Kekerasan Merajalela, Kampus Bisa Apa ?

Naufandi Hadyan Saleh.

Oleh: Naufandi Hadyan Saleh

Mahasiswa Prodi PBA IAIN Ternate

 

Perguruan Tinggi merupakan sebuah lembaga yang menyiapkan ruang untuk terlaksananya proses pendidikan pada taraf yang lebih tinggi. Hal ini membuat perguruan tinggi jauh lebih berbeda dibanding sekolah pada tingkatan dasar, menengah, dan atas. Perbedaan yang cukup signifikan akan dirasakan oleh seorang yang akan menjadi mahasiswa ketika pertama kali melangkahkan kakinya menuju sebuah Perguruan Tinggi.

Transisi kata siswa menjadi mahasiswa merupakan sebuah gerak menuju fase pendidikan yang lebih bersifat universal. Jika semasa mengenyam pendidikan di sekolah dasar, menengah, dan atas, para siswa akan dibentuk wawasan keilmuan pada sistem kecil yang mengerucut pada produktifitas sebayanya maka itu berbeda dengan Perguruan Tinggi.
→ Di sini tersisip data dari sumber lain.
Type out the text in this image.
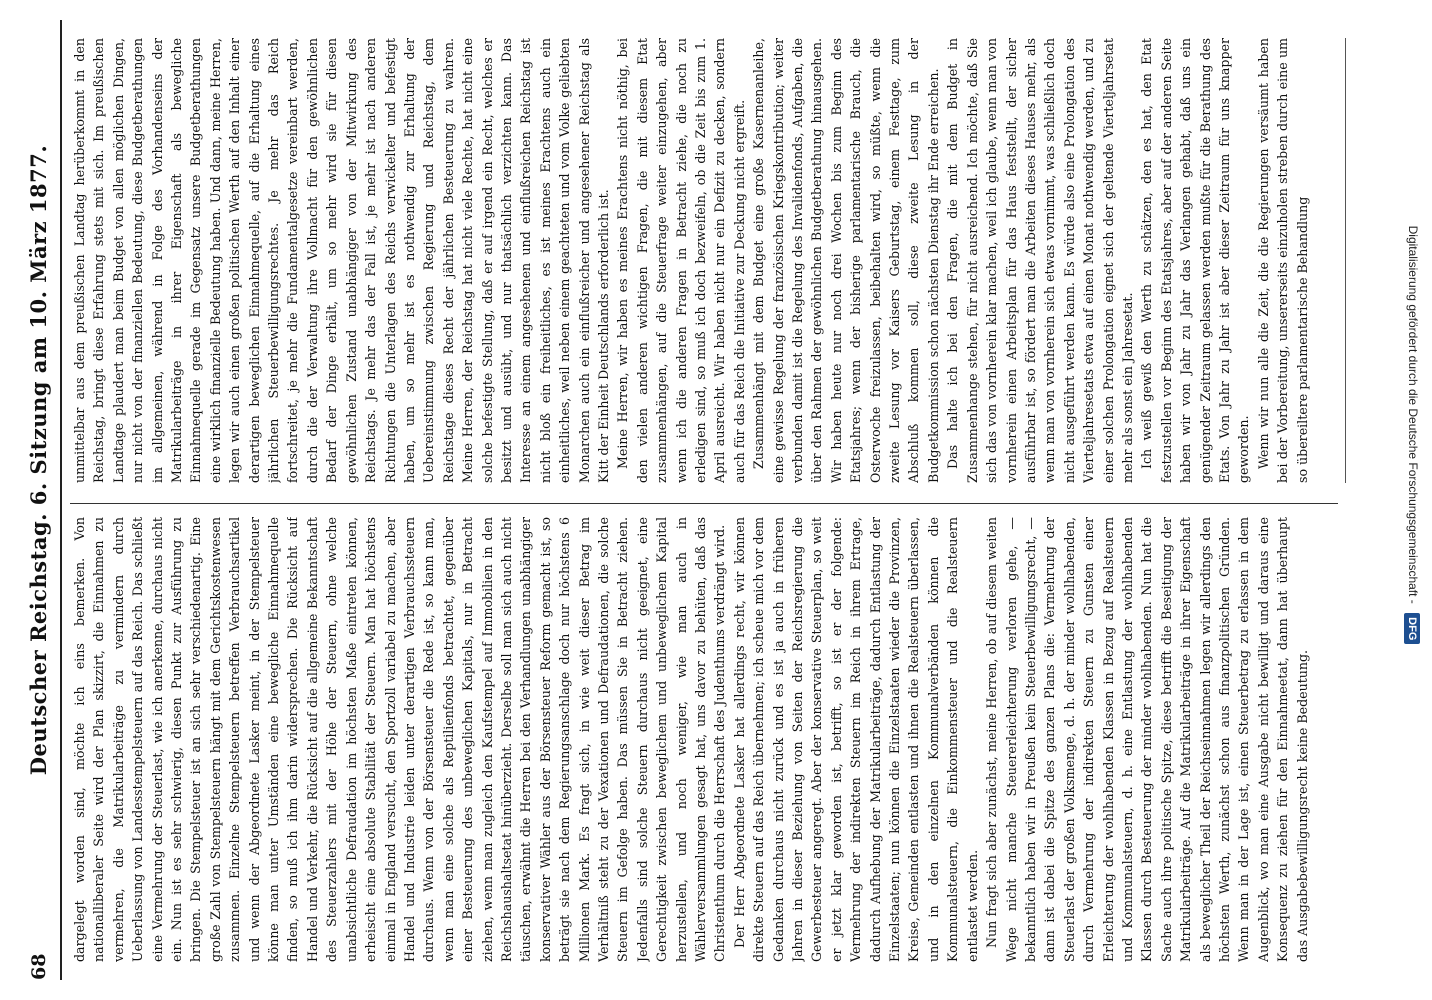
68
Deutscher Reichstag. 6. Sitzung am 10. März 1877. dargelegt worden sind, möchte ich eins bemerken. Von nationalliberaler Seite wird der Plan skizzirt, die Einnahmen zu vermehren, die Matrikularbeiträge zu vermindern durch Ueberlassung von Landesstempelsteuern auf das Reich. Das schließt eine Vermehrung der Steuerlast, wie ich anerkenne, durchaus nicht ein. Nun ist es sehr schwierig, diesen Punkt zur Ausführung zu bringen. Die Stempelsteuer ist an sich sehr verschiedenartig. Eine große Zahl von Stempelsteuern hängt mit dem Gerichtskostenwesen zusammen. Einzelne Stempelsteuern betreffen Verbrauchsartikel und wenn der Abgeordnete Lasker meint, in der Stempelsteuer könne man unter Umständen eine bewegliche Einnahmequelle finden, so muß ich ihm darin widersprechen. Die Rücksicht auf Handel und Verkehr, die Rücksicht auf die allgemeine Bekanntschaft des Steuerzahlers mit der Höhe der Steuern, ohne welche unabsichtliche Defraudation im höchsten Maße eintreten können, erheischt eine absolute Stabilität der Steuern. Man hat höchstens einmal in England versucht, den Sportzoll variabel zu machen, aber Handel und Industrie leiden unter derartigen Verbrauchssteuern durchaus. Wenn von der Börsensteuer die Rede ist, so kann man, wenn man eine solche als Reptilienfonds betrachtet, gegenüber einer Besteuerung des unbeweglichen Kapitals, nur in Betracht ziehen, wenn man zugleich den Kaufstempel auf Immobilien in den Reichshaushaltsetat hinüberzieht. Derselbe soll man sich auch nicht täuschen, erwähnt die Herren bei den Verhandlungen unabhängiger konservativer Wähler aus der Börsensteuer Reform gemacht ist, so beträgt sie nach dem Regierungsanschlage doch nur höchstens 6 Millionen Mark. Es fragt sich, in wie weit dieser Betrag im Verhältniß steht zu der Vexationen und Defraudationen, die solche Steuern im Gefolge haben. Das müssen Sie in Betracht ziehen. Jedenfalls sind solche Steuern durchaus nicht geeignet, eine Gerechtigkeit zwischen beweglichem und unbeweglichem Kapital herzustellen, und noch weniger, wie man auch in Wählerversammlungen gesagt hat, uns davor zu behüten, daß das Christenthum durch die Herrschaft des Judenthums verdrängt wird. Der Herr Abgeordnete Lasker hat allerdings recht, wir können direkte Steuern auf das Reich übernehmen; ich scheue mich vor dem Gedanken durchaus nicht zurück und es ist ja auch in früheren Jahren in dieser Beziehung von Seiten der Reichsregierung die Gewerbesteuer angeregt. Aber der konservative Steuerplan, so weit er jetzt klar geworden ist, betrifft, so ist er der folgende: Vermehrung der indirekten Steuern im Reich in ihrem Ertrage, dadurch Aufhebung der Matrikularbeiträge, dadurch Entlastung der Einzelstaaten; nun können die Einzelstaaten wieder die Provinzen, Kreise, Gemeinden entlasten und ihnen die Realsteuern überlassen, und in den einzelnen Kommunalverbänden können die Kommunalsteuern, die Einkommensteuer und die Realsteuern entlastet werden. Nun fragt sich aber zunächst, meine Herren, ob auf diesem weiten Wege nicht manche Steuererleichterung verloren gehe, — bekanntlich haben wir in Preußen kein Steuerbewilligungsrecht, — dann ist dabei die Spitze des ganzen Plans die: Vermehrung der Steuerlast der großen Volksmenge, d. h. der minder wohlhabenden, durch Vermehrung der indirekten Steuern zu Gunsten einer Erleichterung der wohlhabenden Klassen in Bezug auf Realsteuern und Kommunalsteuern, d. h. eine Entlastung der wohlhabenden Klassen durch Besteuerung der minder wohlhabenden. Nun hat die Sache auch ihre politische Spitze, diese betrifft die Beseitigung der Matrikularbeiträge. Auf die Matrikularbeiträge in ihrer Eigenschaft als beweglicher Theil der Reichseinnahmen legen wir allerdings den höchsten Werth, zunächst schon aus finanzpolitischen Gründen. Wenn man in der Lage ist, einen Steuerbetrag zu erlassen in dem Augenblick, wo man eine Ausgabe nicht bewilligt und daraus eine Konsequenz zu ziehen für den Einnahmeetat, dann hat überhaupt das Ausgabebewilligungsrecht keine Bedeutung.

unmittelbar aus dem preußischen Landtag herüberkommt in den Reichstag, bringt diese Erfahrung stets mit sich. Im preußischen Landtage plaudert man beim Budget von allen möglichen Dingen, nur nicht von der finanziellen Bedeutung, diese Budgetberathungen im allgemeinen, während in Folge des Vorhandenseins der Matrikularbeiträge in ihrer Eigenschaft als bewegliche Einnahmequelle gerade im Gegensatz unsere Budgetberathungen eine wirklich finanzielle Bedeutung haben. Und dann, meine Herren, legen wir auch einen großen politischen Werth auf den Inhalt einer derartigen beweglichen Einnahmequelle, auf die Erhaltung eines jährlichen Steuerbewilligungsrechtes. Je mehr das Reich fortschreitet, je mehr die Fundamentalgesetze vereinbart werden, durch die der Verwaltung ihre Vollmacht für den gewöhnlichen Bedarf der Dinge erhält, um so mehr wird sie für diesen gewöhnlichen Zustand unabhängiger von der Mitwirkung des Reichstags. Je mehr das der Fall ist, je mehr ist nach anderen Richtungen die Unterlagen des Reichs verwickelter und befestigt haben, um so mehr ist es nothwendig zur Erhaltung der Uebereinstimmung zwischen Regierung und Reichstag, dem Reichstage dieses Recht der jährlichen Besteuerung zu wahren. Meine Herren, der Reichstag hat nicht viele Rechte, hat nicht eine solche befestigte Stellung, daß er auf irgend ein Recht, welches er besitzt und ausübt, und nur thatsächlich verzichten kann. Das Interesse an einem angesehenen und einflußreichen Reichstag ist nicht bloß ein freiheitliches, es ist meines Erachtens auch ein einheitliches, weil neben einem geachteten und vom Volke geliebten Monarchen auch ein einflußreicher und angesehener Reichstag als Kitt der Einheit Deutschlands erforderlich ist. Meine Herren, wir haben es meines Erachtens nicht nöthig, bei den vielen anderen wichtigen Fragen, die mit diesem Etat zusammenhängen, auf die Steuerfrage weiter einzugehen, aber wenn ich die anderen Fragen in Betracht ziehe, die noch zu erledigen sind, so muß ich doch bezweifeln, ob die Zeit bis zum 1. April ausreicht. Wir haben nicht nur ein Defizit zu decken, sondern auch für das Reich die Initiative zur Deckung nicht ergreift. Zusammenhängt mit dem Budget eine große Kasernenanleihe, eine gewisse Regelung der französischen Kriegskontribution; weiter verbunden damit ist die Regelung des Invalidenfonds, Aufgaben, die über den Rahmen der gewöhnlichen Budgetberathung hinausgehen. Wir haben heute nur noch drei Wochen bis zum Beginn des Etatsjahres; wenn der bisherige parlamentarische Brauch, die Osterwoche freizulassen, beibehalten wird, so müßte, wenn die zweite Lesung vor Kaisers Geburtstag, einem Festtage, zum Abschluß kommen soll, diese zweite Lesung in der Budgetkommission schon nächsten Dienstag ihr Ende erreichen. Das halte ich bei den Fragen, die mit dem Budget in Zusammenhange stehen, für nicht ausreichend. Ich möchte, daß Sie sich das von vornherein klar machen, weil ich glaube, wenn man von vornherein einen Arbeitsplan für das Haus feststellt, der sicher ausführbar ist, so fördert man die Arbeiten dieses Hauses mehr, als wenn man von vornherein sich etwas vornimmt, was schließlich doch nicht ausgeführt werden kann. Es würde also eine Prolongation des Vierteljahresetats etwa auf einen Monat nothwendig werden, und zu einer solchen Prolongation eignet sich der geltende Vierteljahrsetat mehr als sonst ein Jahresetat. Ich weiß gewiß den Werth zu schätzen, den es hat, den Etat festzustellen vor Beginn des Etatsjahres, aber auf der anderen Seite haben wir von Jahr zu Jahr das Verlangen gehabt, daß uns ein genügender Zeitraum gelassen werden mußte für die Berathung des Etats. Von Jahr zu Jahr ist aber dieser Zeitraum für uns knapper geworden. Wenn wir nun alle die Zeit, die die Regierungen versäumt haben bei der Vorbereitung, unsererseits einzuholen streben durch eine um so übereiltere parlamentarische Behandlung	Digitalisierung gefördert durch die Deutsche Forschungsgemeinschaft - DFG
Pada Perguruan Tinggi, para siswa akan merasakan suatu sistem dan ruang lingkup pendidikan yang lebih besar. Banyak kalangan dari berbagai usia, latar belakang, dan pemikiran akan menyatu pada sistem tersebut. Tak ayal penambahan kata maha sebelum kata siswa adalah penguat dan penyematan bagi seorang yang akan mengenyam pendidikan yang lebih tinggi dari sebelumnya.
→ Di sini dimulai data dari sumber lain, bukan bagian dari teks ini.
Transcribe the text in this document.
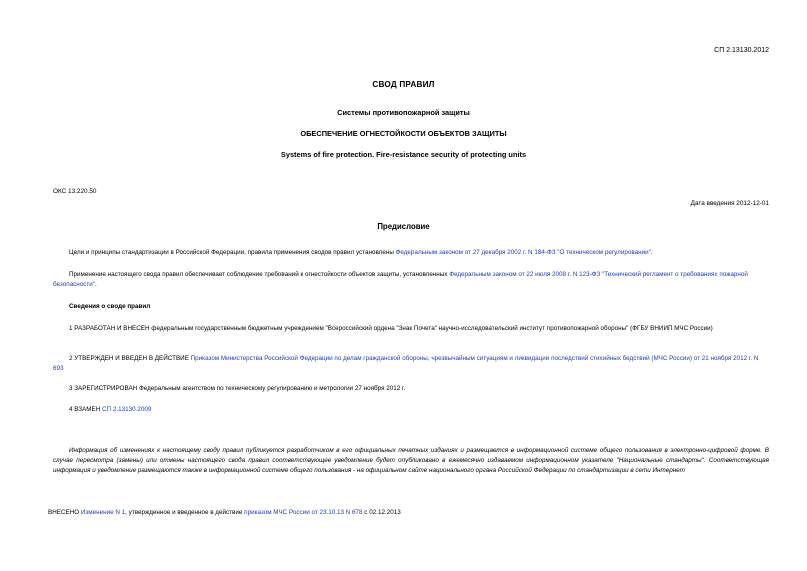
СП 2.13130.2012
СВОД ПРАВИЛ
Системы противопожарной защиты
ОБЕСПЕЧЕНИЕ ОГНЕСТОЙКОСТИ ОБЪЕКТОВ ЗАЩИТЫ
Systems of fire protection. Fire-resistance security of protecting units
ОКС 13.220.50
Дата введения 2012-12-01
Предисловие
Цели и принципы стандартизации в Российской Федерации, правила применения сводов правил установлены Федеральным законом от 27 декабря 2002 г. N 184-ФЗ "О техническом регулировании".
Применение настоящего свода правил обеспечивает соблюдение требований к огнестойкости объектов защиты, установленных Федеральным законом от 22 июля 2008 г. N 123-ФЗ "Технический регламент о требованиях пожарной безопасности".
Сведения о своде правил
1 РАЗРАБОТАН И ВНЕСЕН федеральным государственным бюджетным учреждением "Всероссийский ордена "Знак Почета" научно-исследовательский институт противопожарной обороны" (ФГБУ ВНИИП МЧС России)
2 УТВЕРЖДЕН И ВВЕДЕН В ДЕЙСТВИЕ Приказом Министерства Российской Федерации по делам гражданской обороны, чрезвычайным ситуациям и ликвидации последствий стихийных бедствий (МЧС России) от 21 ноября 2012 г. N 693
3 ЗАРЕГИСТРИРОВАН Федеральным агентством по техническому регулированию и метрологии 27 ноября 2012 г.
4 ВЗАМЕН СП 2.13130.2009
Информация об изменениях к настоящему своду правил публикуется разработчиком в его официальных печатных изданиях и размещается в информационной системе общего пользования в электронно-цифровой форме. В случае пересмотра (замены) или отмены настоящего свода правил соответствующее уведомление будет опубликовано в ежемесячно издаваемом информационном указателе "Национальные стандарты". Соответствующая информация и уведомление размещаются также в информационной системе общего пользования - на официальном сайте национального органа Российской Федерации по стандартизации в сети Интернет
ВНЕСЕНО Изменение N 1, утвержденное и введенное в действие приказом МЧС России от 23.10.13 N 678 с 02.12.2013
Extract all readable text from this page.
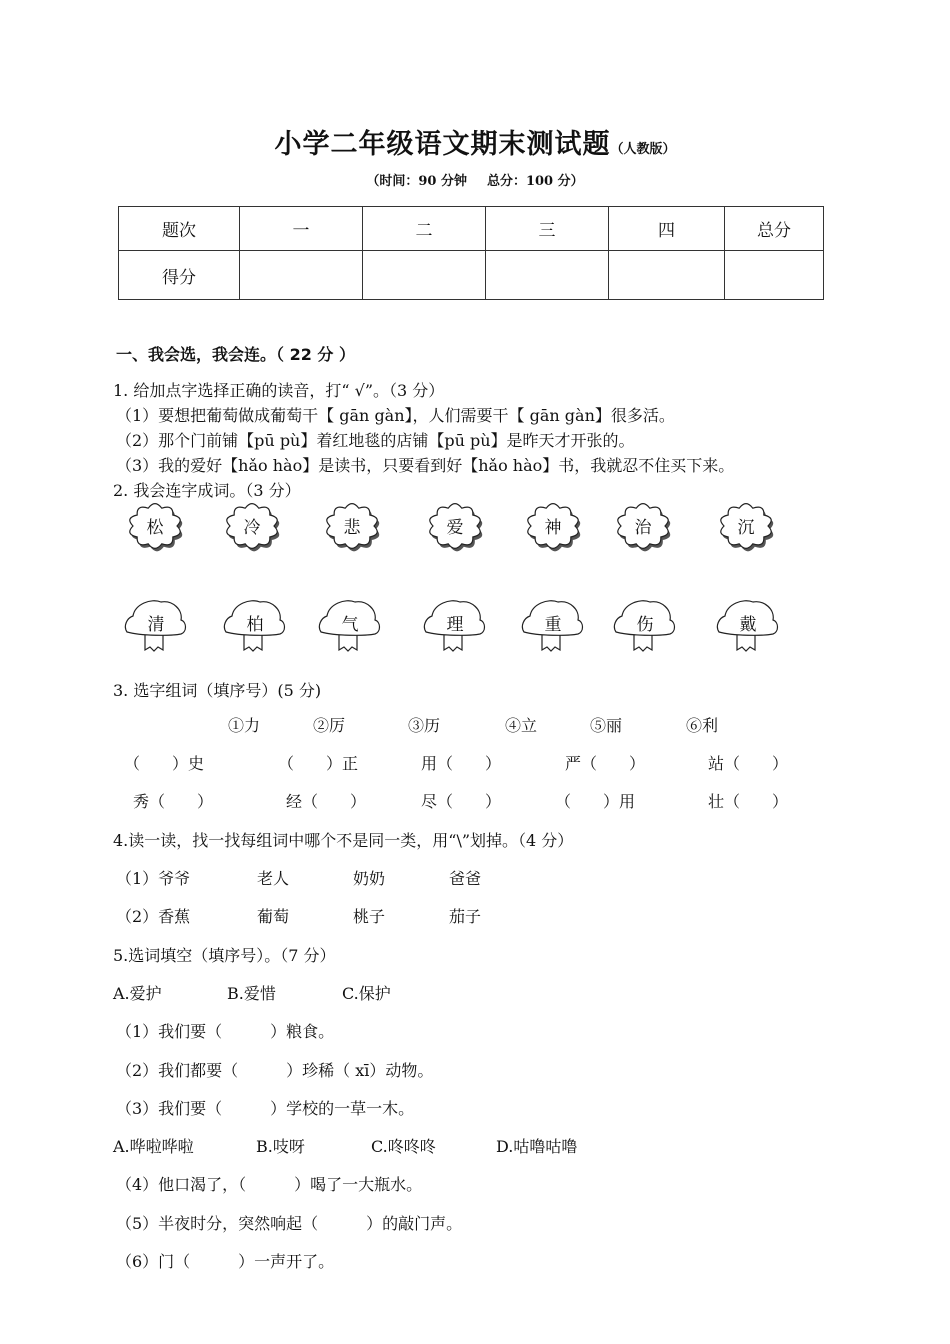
小学二年级语文期末测试题（人教版）
（时间：90 分钟 总分：100 分）
题次	一	二	三	四	总分
得分					
一、我会选，我会连。（ 22 分 ）
1. 给加点字选择正确的读音，打“ √”。（3 分）
（1）要想把葡萄做成葡萄干【 gān gàn】，人们需要干【 gān gàn】很多活。
（2）那个门前铺【pū pù】着红地毯的店铺【pū pù】是昨天才开张的。
（3）我的爱好【hǎo hào】是读书，只要看到好【hǎo hào】书，我就忍不住买下来。
2. 我会连字成词。（3 分）
松	冷	悲	爱	神	治	沉
清	柏	气	理	重	伤	戴
3. 选字组词（填序号）(5 分)
①力	②厉	③历	④立	⑤丽	⑥利
（　　）史	（　　）正	用（　　）	严（　　）	站（　　）
秀（　　）	经（　　）	尽（　　）	（　　）用	壮（　　）
4.读一读，找一找每组词中哪个不是同一类，用“\”划掉。（4 分）
（1）爷爷	老人	奶奶	爸爸
（2）香蕉	葡萄	桃子	茄子
5.选词填空（填序号）。（7 分）
A.爱护	B.爱惜	C.保护
（1）我们要（　　　）粮食。
（2）我们都要（　　　）珍稀（ xī）动物。
（3）我们要（　　　）学校的一草一木。
A.哗啦哗啦	B.吱呀	C.咚咚咚	D.咕噜咕噜
（4）他口渴了，（　　　）喝了一大瓶水。
（5）半夜时分，突然响起（　　　）的敲门声。
（6）门（　　　）一声开了。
Perguruan Tinggi juga acap kali disebut sebagai pusat peradaban manusia. Barisan para akademisi dan intelektual dari berbagai strata, mulai dari strata terendah yakni, mahasiswa sebagai para kaum sarjana dan calon sarjana hingga pada tingkatan tertinggi Professor berbaris rapi pada setiap sisi Perguruan Tinggi. Proses mencari, meneliti, dan mengimplementasikan ilmu menjadi beberapa suguhan yang ada pada Perguruan Tinggi. Itu kenapa dalam Perguruan Tinggi tumbuh subur dan harum ruang-ruang intelektual sebagai bagian dari ciri khas serta orientasinya.

Pemandangan indah yang telah dijelaskan tadi menjadi sisi tersendiri yang ada pada kehidupan Perguruan Tinggi. Itu kenapa mahasiswa sebagai salah satu penduduk yang ada di dalamnya juga sering disebut sebagai kaum utopia (kaum masyarakat yang sangat berkualitas). Sehingga dalam klasifikasinya, mahasiswa berdiri sebagai kaum elit masyarakat Indonesia. Hal ini dirasa tak berlebihan jika melihat kehidupan mahasiswa pada sebuah Perguruan Tinggi. Menjadi suatu kesempatan yang berharga jika seorang individu dapat mengenyam pendidikan pada Perguruan Tinggi yang tak semua orang mampu untuk merasakannya.

Namun realitas sosial kini mampu untuk berkata lain, dambaan sebuah pusat peradaban manusia yang semestinya mulai terkikis dengan maraknya kasus kekerasan yang terjadi pada lingkungan Perguruan Tinggi. Menyinggung soal kekerasan perlu kita awali dengan mengklasifikasikan kekerasan berdasarkan jenis-jenisnya. pertama kekerasan verbal, kedua Kekerasan non fisik, ketiga kekerasan fisik, dan keempat kekerasan Daring atau melalui teknologi informasi dan komunikasi. Dengan melihat data dan pemberitaan media tentang kasus kekerasan yang ada di Perguruan Tinggi, rasa-rasanya hampir secara keseluruhan jenis-jenis kekerasan yang disebutkan pernah terjadi di Perguruan Tinggi.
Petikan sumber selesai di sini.